Yesterday, July 19, 2021, the Centers for Medicare and Medicaid Services (CMS) released the calendar year (CY) 2022 Hospital Outpatient Prospective Payment System (HOPPS) proposed rule. The 60-day comment period for the proposed payment rule and rates runs until September 17.
The American College of Radiology has released an excellent preliminary summary of provisions within the HOPPS proposed rule that may impact radiology or radiation oncology.
For example, the proposed rule addresses the “Radiation Oncology (RO) Model.” For background, last September, CMS published in the Federal Register a final rule entitled “Specialty Care Models to Improve Quality of Care and Reduce Expenditures,” which codified payment policies at 42 CFR part 512. Included was the RO Model, which was designed to test whether prospective episode-based payments for radiation therapy services would reduce Medicare program expenditures and preserve or enhance the quality of care for Medicare beneficiaries. The RO model would provide compensation for 90-day episodes for traditional Medicare beneficiaries diagnosed with certain types of cancers. Under the RO model, Medicare would pay for the technical and professional components of radiation oncology services performed in hospital outpatient departments, physician group practice offices, and freestanding radiation therapy centers on a site-neutral, episode-based payment basis.
The Consolidated Appropriations Act, 2021 (CAA) delayed implementation of the RO Model until at least January 1, 2022. ACR's summary notes that CMS's HOPPS proposals include provisions related to the delayed implementation of the RO Model due to the CAA, 2021, but the proposed rule also contains various modifications to RO Model policies that are not related to the Congressionally-enacted delay.
The HOPPS proposed rule also contains several modifications designed to increase compliance with the Hospital Price Transparency final rule. (The Hospital Price Transparency final rule took effect on January 1 this year, but compliance has been spotty.) The modifications would go into effect beginning January 1, 2022, and would:
(1) Increase the penalties for noncompliance based on hospital bed count. There would be a minimum civil monetary penalty of $300/day for smaller hospitals with a bed count of 30 or fewer and a penalty of $10/bed/day for hospitals with a bed count greater than 30. Penalties would not exceed a maximum daily dollar amount of $5,500;
(2) Deem that state forensic hospitals that meet certain requirements must be in compliance with the Hospital Price Transparency final rule’s requirements;
(3) Prohibit certain conduct that CMS concludes act as barriers to accessing the standard charge information that hospitals must share for certain required shoppable services. CMS is also clarifying the expected output of hospital online price estimator tools, which some hospitals are choosing to use in lieu of posting their standard charges for the required shoppable services in a consumer-friendly format.

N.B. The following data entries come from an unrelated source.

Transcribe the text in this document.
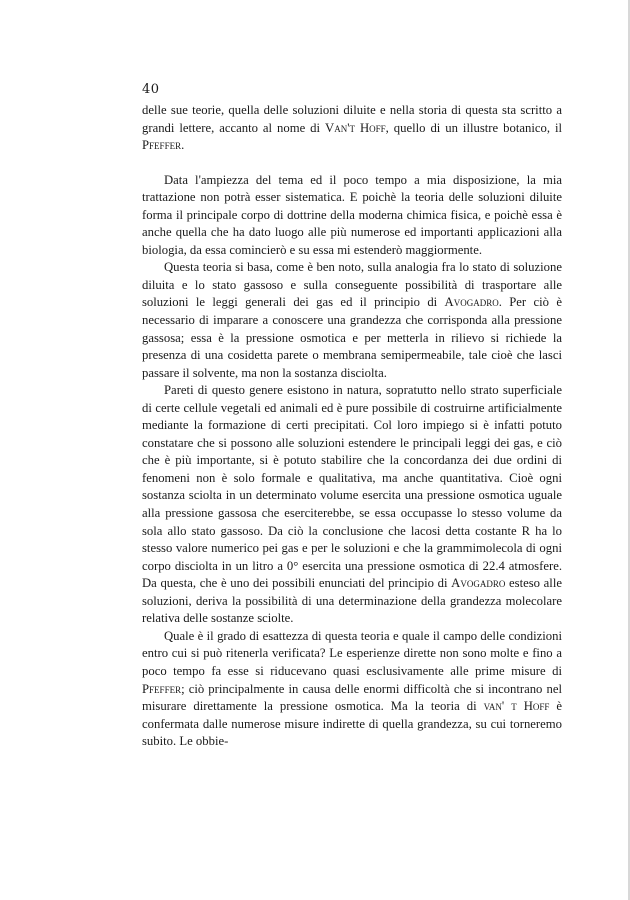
40

delle sue teorie, quella delle soluzioni diluite e nella storia di questa sta scritto a grandi lettere, accanto al nome di Van't Hoff, quello di un illustre botanico, il Pfeffer.

Data l'ampiezza del tema ed il poco tempo a mia disposizione, la mia trattazione non potrà esser sistematica. E poichè la teoria delle soluzioni diluite forma il principale corpo di dottrine della moderna chimica fisica, e poichè essa è anche quella che ha dato luogo alle più numerose ed importanti applicazioni alla biologia, da essa comincierò e su essa mi estenderò maggiormente.

Questa teoria si basa, come è ben noto, sulla analogia fra lo stato di soluzione diluita e lo stato gassoso e sulla conseguente possibilità di trasportare alle soluzioni le leggi generali dei gas ed il principio di Avogadro. Per ciò è necessario di imparare a conoscere una grandezza che corrisponda alla pressione gassosa; essa è la pressione osmotica e per metterla in rilievo si richiede la presenza di una cosidetta parete o membrana semipermeabile, tale cioè che lasci passare il solvente, ma non la sostanza disciolta.

Pareti di questo genere esistono in natura, sopratutto nello strato superficiale di certe cellule vegetali ed animali ed è pure possibile di costruirne artificialmente mediante la formazione di certi precipitati. Col loro impiego si è infatti potuto constatare che si possono alle soluzioni estendere le principali leggi dei gas, e ciò che è più importante, si è potuto stabilire che la concordanza dei due ordini di fenomeni non è solo formale e qualitativa, ma anche quantitativa. Cioè ogni sostanza sciolta in un determinato volume esercita una pressione osmotica uguale alla pressione gassosa che eserciterebbe, se essa occupasse lo stesso volume da sola allo stato gassoso. Da ciò la conclusione che lacosi detta costante R ha lo stesso valore numerico pei gas e per le soluzioni e che la grammimolecola di ogni corpo disciolta in un litro a 0° esercita una pressione osmotica di 22.4 atmosfere. Da questa, che è uno dei possibili enunciati del principio di Avogadro esteso alle soluzioni, deriva la possibilità di una determinazione della grandezza molecolare relativa delle sostanze sciolte.

Quale è il grado di esattezza di questa teoria e quale il campo delle condizioni entro cui si può ritenerla verificata? Le esperienze dirette non sono molte e fino a poco tempo fa esse si riducevano quasi esclusivamente alle prime misure di Pfeffer; ciò principalmente in causa delle enormi difficoltà che si incontrano nel misurare direttamente la pressione osmotica. Ma la teoria di van' t Hoff è confermata dalle numerose misure indirette di quella grandezza, su cui torneremo subito. Le obbie-
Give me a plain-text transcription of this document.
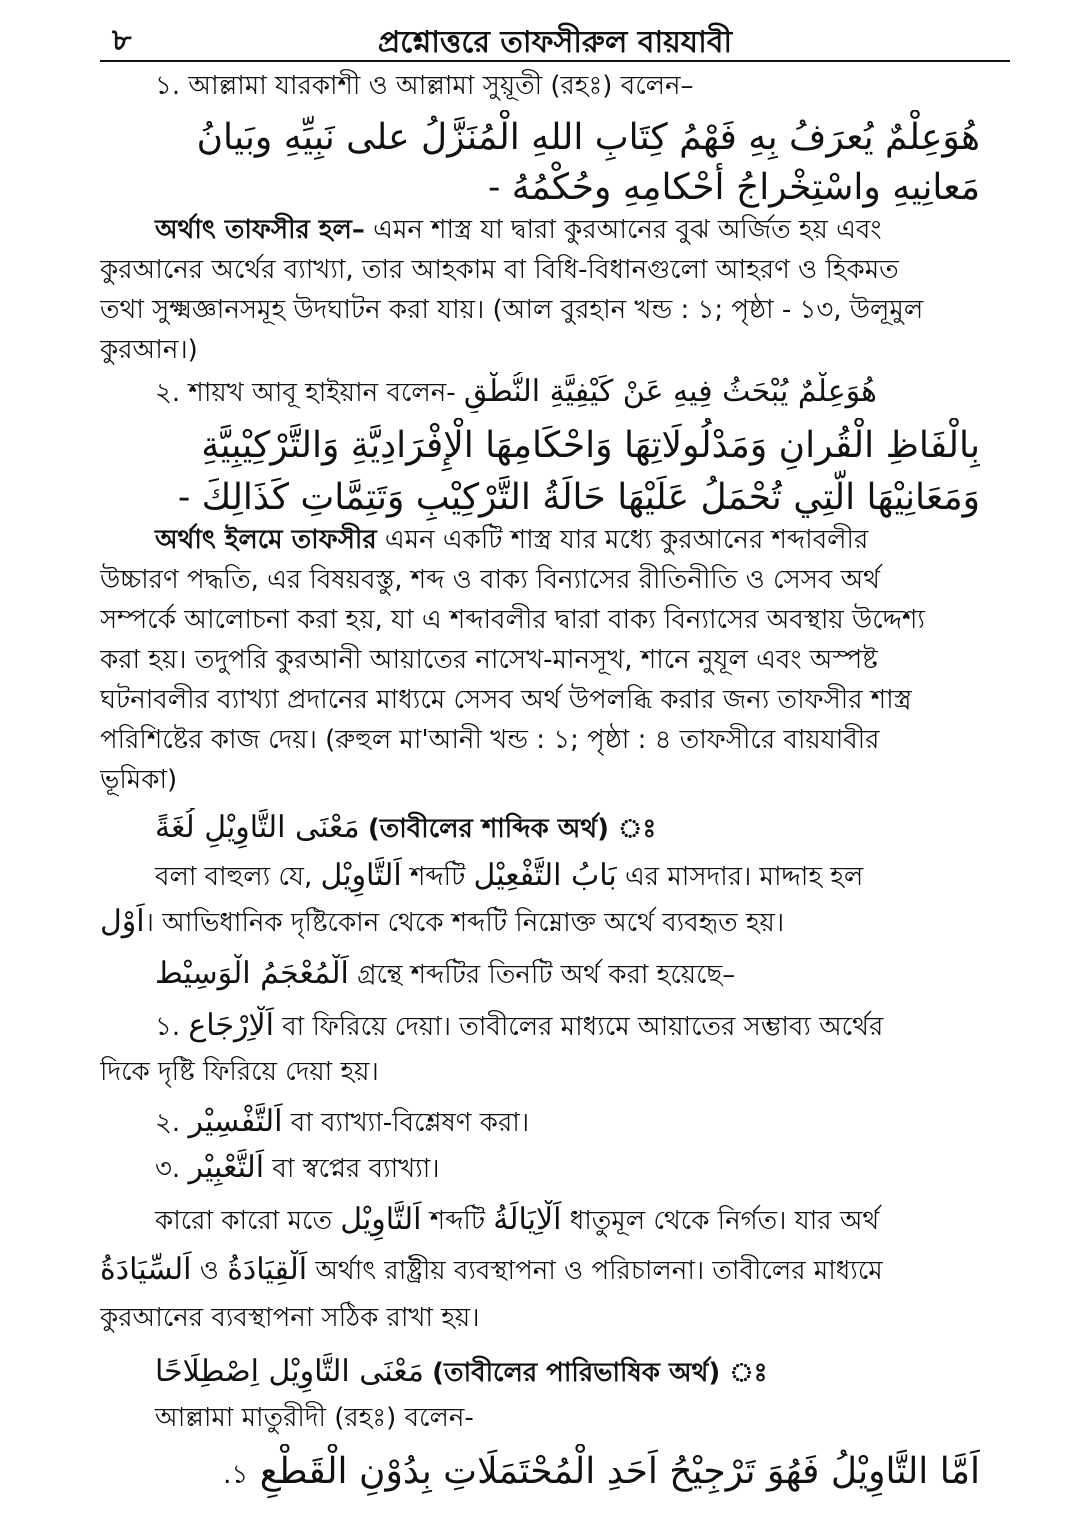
৮	প্রশ্নোত্তরে তাফসীরুল বায়যাবী
১. আল্লামা যারকাশী ও আল্লামা সুয়ূতী (রহঃ) বলেন–
هُوَعِلْمٌ يُعرَفُ بِهِ فَهْمُ كِتَابِ اللهِ الْمُنَزَّلُ على نَبِيِّهِ وبَيانُ
مَعانِيهِ واسْتِخْراجُ أحْكامِهِ وحُكْمُهُ -
অর্থাৎ তাফসীর হল– এমন শাস্ত্র যা দ্বারা কুরআনের বুঝ অর্জিত হয় এবং
কুরআনের অর্থের ব্যাখ্যা, তার আহকাম বা বিধি-বিধানগুলো আহরণ ও হিকমত
তথা সুক্ষ্মজ্ঞানসমূহ উদঘাটন করা যায়। (আল বুরহান খন্ড : ১; পৃষ্ঠা - ১৩, উলূমুল
কুরআন।)
২. শায়খ আবূ হাইয়ান বলেন- هُوَعِلْمٌ يُبْحَثُ فِيهِ عَنْ كَيْفِيَّةِ النُّطْقِ
بِالْفَاظِ الْقُرانِ وَمَدْلُولَاتِهَا وَاحْكَامِهَا الْإِفْرَادِيَّةِ وَالتَّرْكِيْبِيَّةِ
وَمَعَانِيْهَا الَّتِي تُحْمَلُ عَلَيْهَا حَالَةُ التَّرْكِيْبِ وَتَتِمَّاتِ كَذَالِكَ -
অর্থাৎ ইলমে তাফসীর এমন একটি শাস্ত্র যার মধ্যে কুরআনের শব্দাবলীর
উচ্চারণ পদ্ধতি, এর বিষয়বস্তু, শব্দ ও বাক্য বিন্যাসের রীতিনীতি ও সেসব অর্থ
সম্পর্কে আলোচনা করা হয়, যা এ শব্দাবলীর দ্বারা বাক্য বিন্যাসের অবস্থায় উদ্দেশ্য
করা হয়। তদুপরি কুরআনী আয়াতের নাসেখ-মানসূখ, শানে নুযূল এবং অস্পষ্ট
ঘটনাবলীর ব্যাখ্যা প্রদানের মাধ্যমে সেসব অর্থ উপলব্ধি করার জন্য তাফসীর শাস্ত্র
পরিশিষ্টের কাজ দেয়। (রুহুল মা'আনী খন্ড : ১; পৃষ্ঠা : ৪ তাফসীরে বায়যাবীর
ভূমিকা)
مَعْنَى التَّاوِيْلِ لُغَةً (তাবীলের শাব্দিক অর্থ) ঃ
বলা বাহুল্য যে, اَلتَّاوِيْل শব্দটি بَابُ التَّفْعِيْل এর মাসদার। মাদ্দাহ হল
اَوْل। আভিধানিক দৃষ্টিকোন থেকে শব্দটি নিম্নোক্ত অর্থে ব্যবহৃত হয়।
اَلْمُعْجَمُ الْوَسِيْط গ্রন্থে শব্দটির তিনটি অর্থ করা হয়েছে–
১. اَلْاِرْجَاع বা ফিরিয়ে দেয়া। তাবীলের মাধ্যমে আয়াতের সম্ভাব্য অর্থের
দিকে দৃষ্টি ফিরিয়ে দেয়া হয়।
২. اَلتَّفْسِيْر বা ব্যাখ্যা-বিশ্লেষণ করা।
৩. اَلتَّعْبِيْر বা স্বপ্নের ব্যাখ্যা।
কারো কারো মতে اَلتَّاوِيْل শব্দটি اَلْاِيَالَةُ ধাতুমূল থেকে নির্গত। যার অর্থ
اَلسِّيَادَةُ ও اَلْقِيَادَةُ অর্থাৎ রাষ্ট্রীয় ব্যবস্থাপনা ও পরিচালনা। তাবীলের মাধ্যমে
কুরআনের ব্যবস্থাপনা সঠিক রাখা হয়।
مَعْنَى التَّاوِيْل اِصْطِلَاحًا (তাবীলের পারিভাষিক অর্থ) ঃ
আল্লামা মাতুরীদী (রহঃ) বলেন-
اَمَّا التَّاوِيْلُ فَهُوَ تَرْجِيْحُ اَحَدِ الْمُحْتَمَلَاتِ بِدُوْنِ الْقَطْعِ ১.
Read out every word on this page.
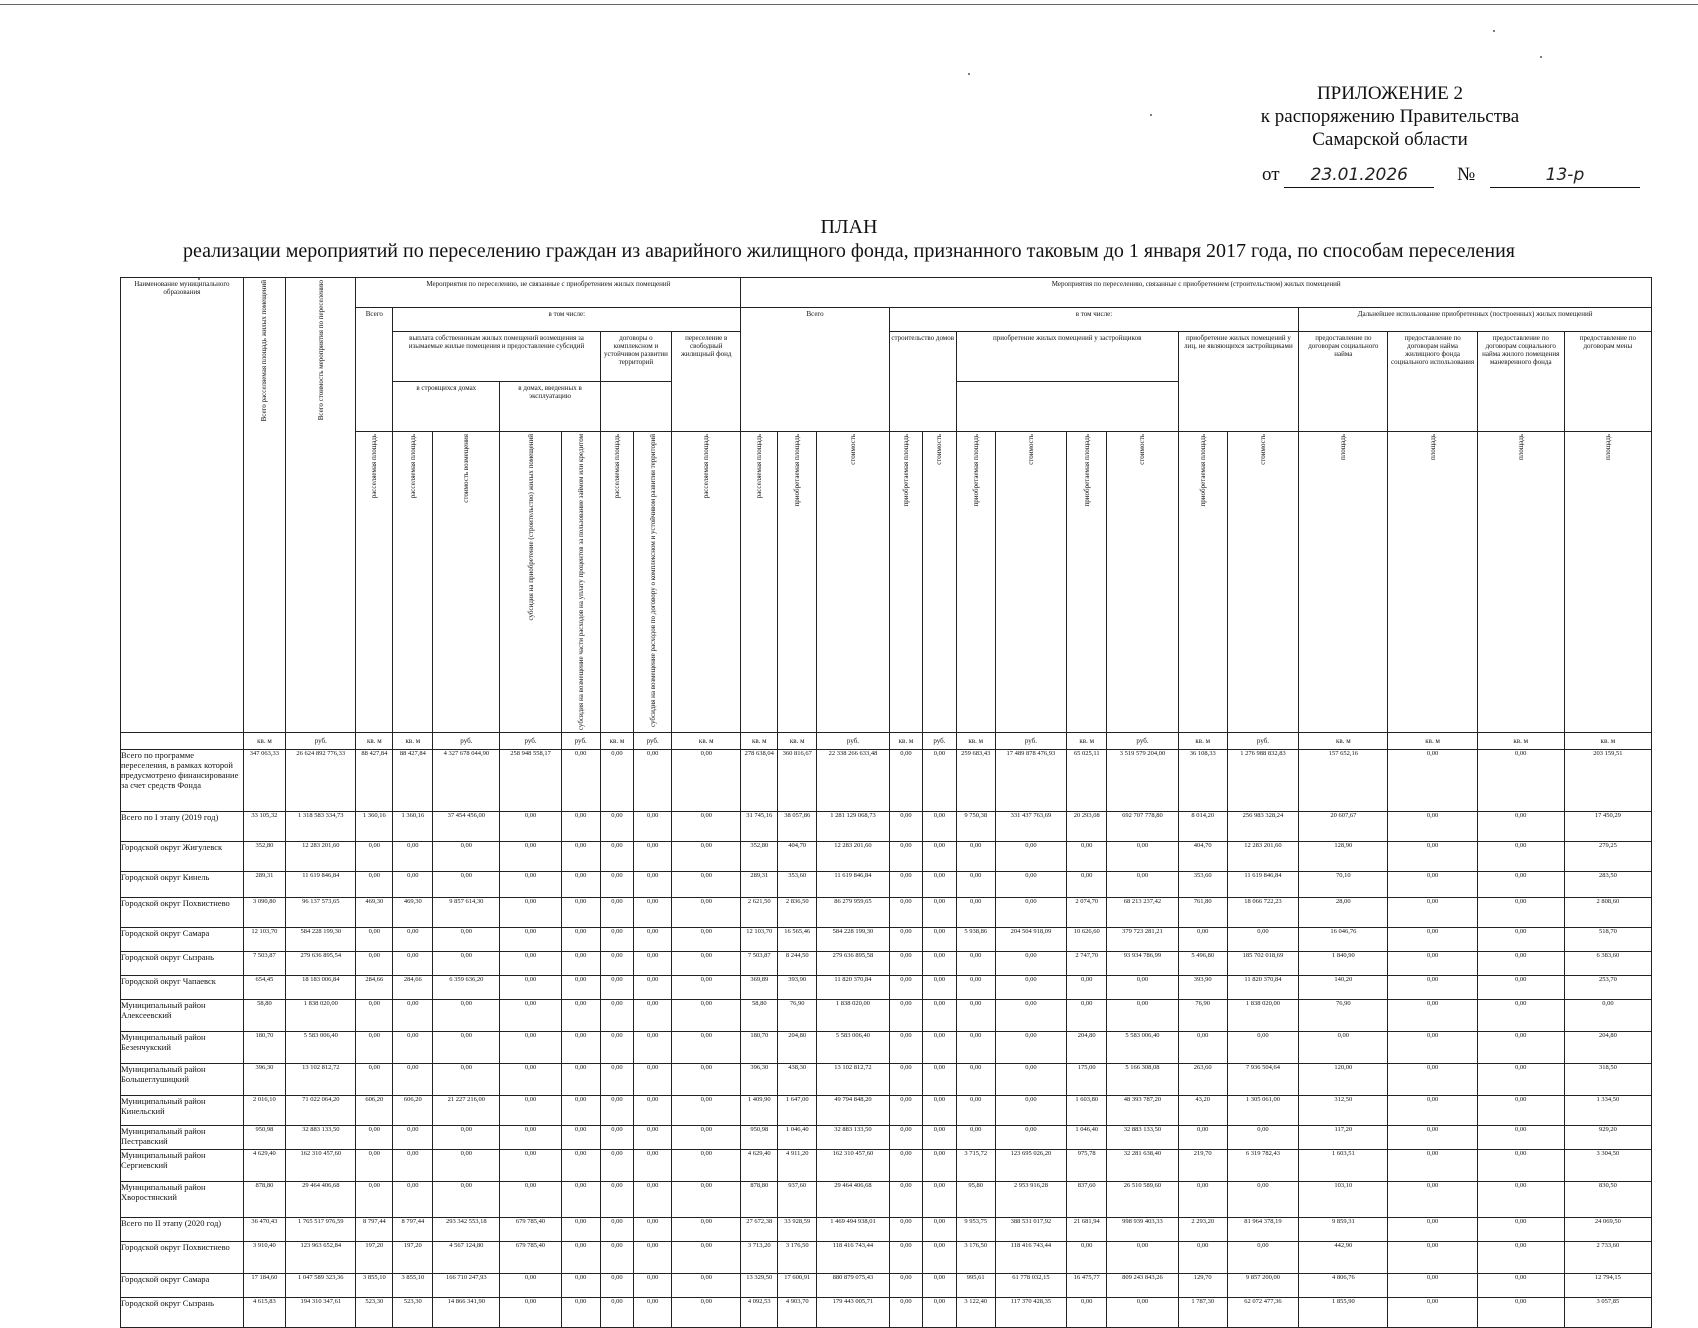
ПРИЛОЖЕНИЕ 2
к распоряжению Правительства
Самарской области
от 23.01.2026	№	13-р
ПЛАН
реализации мероприятий по переселению граждан из аварийного жилищного фонда, признанного таковым до 1 января 2017 года, по способам переселения
Наименование муниципального образования	Всего расселяемая площадь жилых помещений	Всего стоимость мероприятия по переселению	Мероприятия по переселению, не связанные с приобретением жилых помещений								Мероприятия по переселению, связанные с приобретением (строительством) жилых помещений														
			Всего	в том числе:							Всего			в том числе:								Дальнейшее использование приобретенных (построенных) жилых помещений			
				выплата собственникам жилых помещений возмещения за изымаемые жилые помещения и предоставление субсидий				договоры о комплексном и устойчивом развитии территорий		переселение в свободный жилищный фонд				строительство домов		приобретение жилых помещений у застройщиков				приобретение жилых помещений у лиц, не являющихся застройщиками		предоставление по договорам социального найма	предоставление по договорам найма жилищного фонда социального использования	предоставление по договорам социального найма жилого помещения маневренного фонда	предоставление по договорам мены
				в строящихся домах		в домах, введенных в эксплуатацию																			
			расселяемая площадь	расселяемая площадь	стоимость возмещения	субсидия на приобретение (строительство) жилых помещений	субсидия на возмещение части расходов на уплату процентов за пользование займом или кредитом	расселяемая площадь	субсидия на возмещение расходов по договору о комплексном и устойчивом развитии территорий	расселяемая площадь	расселяемая площадь	приобретаемая площадь	стоимость	приобретаемая площадь	стоимость	приобретаемая площадь	стоимость	приобретаемая площадь	стоимость	приобретаемая площадь	стоимость	площадь	площадь	площадь	площадь
	кв. м	руб.	кв. м	кв. м	руб.	руб.	руб.	кв. м	руб.	кв. м	кв. м	кв. м	руб.	кв. м	руб.	кв. м	руб.	кв. м	руб.	кв. м	руб.	кв. м	кв. м	кв. м	кв. м
Всего по программе переселения, в рамках которой предусмотрено финансирование за счет средств Фонда	347 063,33	26 624 892 776,33	88 427,84	88 427,84	4 327 678 044,90	258 948 558,17	0,00	0,00	0,00	0,00	278 638,04	360 816,67	22 338 266 633,48	0,00	0,00	259 683,43	17 489 878 476,93	65 025,11	3 519 579 204,00	36 108,33	1 276 988 832,83	157 652,16	0,00	0,00	203 159,51
Всего по I этапу (2019 год)	33 105,32	1 318 583 334,73	1 360,16	1 360,16	37 454 456,00	0,00	0,00	0,00	0,00	0,00	31 745,16	38 057,86	1 281 129 068,73	0,00	0,00	9 750,38	331 437 763,69	20 293,08	692 707 778,80	8 014,20	256 983 328,24	20 607,67	0,00	0,00	17 450,29
Городской округ Жигулевск	352,80	12 283 201,60	0,00	0,00	0,00	0,00	0,00	0,00	0,00	0,00	352,80	404,70	12 283 201,60	0,00	0,00	0,00	0,00	0,00	0,00	404,70	12 283 201,60	128,90	0,00	0,00	279,25
Городской округ Кинель	289,31	11 619 846,84	0,00	0,00	0,00	0,00	0,00	0,00	0,00	0,00	289,31	353,60	11 619 846,84	0,00	0,00	0,00	0,00	0,00	0,00	353,60	11 619 846,84	70,10	0,00	0,00	283,50
Городской округ Похвистнево	3 090,80	96 137 573,65	469,30	469,30	9 857 614,30	0,00	0,00	0,00	0,00	0,00	2 621,50	2 836,50	86 279 959,65	0,00	0,00	0,00	0,00	2 074,70	68 213 237,42	761,80	18 066 722,23	28,00	0,00	0,00	2 808,60
Городской округ Самара	12 103,70	584 228 199,30	0,00	0,00	0,00	0,00	0,00	0,00	0,00	0,00	12 103,70	16 565,46	584 228 199,30	0,00	0,00	5 938,86	204 504 918,09	10 626,60	379 723 281,21	0,00	0,00	16 046,76	0,00	0,00	518,70
Городской округ Сызрань	7 503,87	279 636 895,54	0,00	0,00	0,00	0,00	0,00	0,00	0,00	0,00	7 503,87	8 244,50	279 636 895,58	0,00	0,00	0,00	0,00	2 747,70	93 934 786,99	5 496,80	185 702 018,69	1 840,90	0,00	0,00	6 383,60
Городской округ Чапаевск	654,45	18 183 006,84	284,66	284,66	6 359 636,20	0,00	0,00	0,00	0,00	0,00	369,89	393,90	11 820 370,84	0,00	0,00	0,00	0,00	0,00	0,00	393,90	11 820 370,84	140,20	0,00	0,00	253,70
Муниципальный район Алексеевский	58,80	1 838 020,00	0,00	0,00	0,00	0,00	0,00	0,00	0,00	0,00	58,80	76,90	1 838 020,00	0,00	0,00	0,00	0,00	0,00	0,00	76,90	1 838 020,00	76,90	0,00	0,00	0,00
Муниципальный район Безенчукский	180,70	5 583 006,40	0,00	0,00	0,00	0,00	0,00	0,00	0,00	0,00	180,70	204,80	5 583 006,40	0,00	0,00	0,00	0,00	204,80	5 583 006,40	0,00	0,00	0,00	0,00	0,00	204,80
Муниципальный район Большеглушицкий	396,30	13 102 812,72	0,00	0,00	0,00	0,00	0,00	0,00	0,00	0,00	396,30	438,30	13 102 812,72	0,00	0,00	0,00	0,00	175,00	5 166 308,08	263,60	7 936 504,64	120,00	0,00	0,00	318,50
Муниципальный район Кинельский	2 016,10	71 022 064,20	606,20	606,20	21 227 216,00	0,00	0,00	0,00	0,00	0,00	1 409,90	1 647,00	49 794 848,20	0,00	0,00	0,00	0,00	1 603,80	48 393 787,20	43,20	1 305 061,00	312,50	0,00	0,00	1 334,50
Муниципальный район Пестравский	950,98	32 883 133,50	0,00	0,00	0,00	0,00	0,00	0,00	0,00	0,00	950,98	1 046,40	32 883 133,50	0,00	0,00	0,00	0,00	1 046,40	32 883 133,50	0,00	0,00	117,20	0,00	0,00	929,20
Муниципальный район Сергиевский	4 629,40	162 310 457,60	0,00	0,00	0,00	0,00	0,00	0,00	0,00	0,00	4 629,40	4 911,20	162 310 457,60	0,00	0,00	3 715,72	123 695 026,20	975,78	32 281 638,40	219,70	6 319 782,43	1 603,51	0,00	0,00	3 304,50
Муниципальный район Хворостянский	878,80	29 464 406,68	0,00	0,00	0,00	0,00	0,00	0,00	0,00	0,00	878,80	937,60	29 464 406,68	0,00	0,00	95,80	2 953 916,28	837,60	26 510 589,60	0,00	0,00	103,10	0,00	0,00	830,50
Всего по II этапу (2020 год)	36 470,43	1 765 517 976,59	8 797,44	8 797,44	293 342 553,18	679 785,40	0,00	0,00	0,00	0,00	27 672,38	33 928,59	1 469 494 938,01	0,00	0,00	9 953,75	388 531 017,92	21 681,94	998 939 403,33	2 293,20	81 964 378,19	9 859,31	0,00	0,00	24 069,50
Городской округ Похвистнево	3 910,40	123 963 652,84	197,20	197,20	4 567 124,80	679 785,40	0,00	0,00	0,00	0,00	3 713,20	3 176,50	118 416 743,44	0,00	0,00	3 176,50	118 416 743,44	0,00	0,00	0,00	0,00	442,90	0,00	0,00	2 733,60
Городской округ Самара	17 184,60	1 047 589 323,36	3 855,10	3 855,10	166 710 247,93	0,00	0,00	0,00	0,00	0,00	13 329,50	17 600,91	880 879 075,43	0,00	0,00	995,61	61 778 032,15	16 475,77	809 243 843,26	129,70	9 857 200,00	4 806,76	0,00	0,00	12 794,15
Городской округ Сызрань	4 615,83	194 310 347,61	523,30	523,30	14 866 341,90	0,00	0,00	0,00	0,00	0,00	4 092,53	4 903,70	179 443 005,71	0,00	0,00	3 122,40	117 370 428,35	0,00	0,00	1 787,30	62 072 477,36	1 855,90	0,00	0,00	3 057,85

Additionally, CMS is seeking comment on a variety of issues that it may consider to improve the standardization of the data disclosed by hospitals.
Finally, a most discouraging aspect of the proposed rules is what can only be characterized as inadequate pricing for low-dose CT scanning services, as noted in the call-out quote below. I'm pleased that ACR has raised concerns about the inadequate payments based on flawed hospital data for CT lung screening.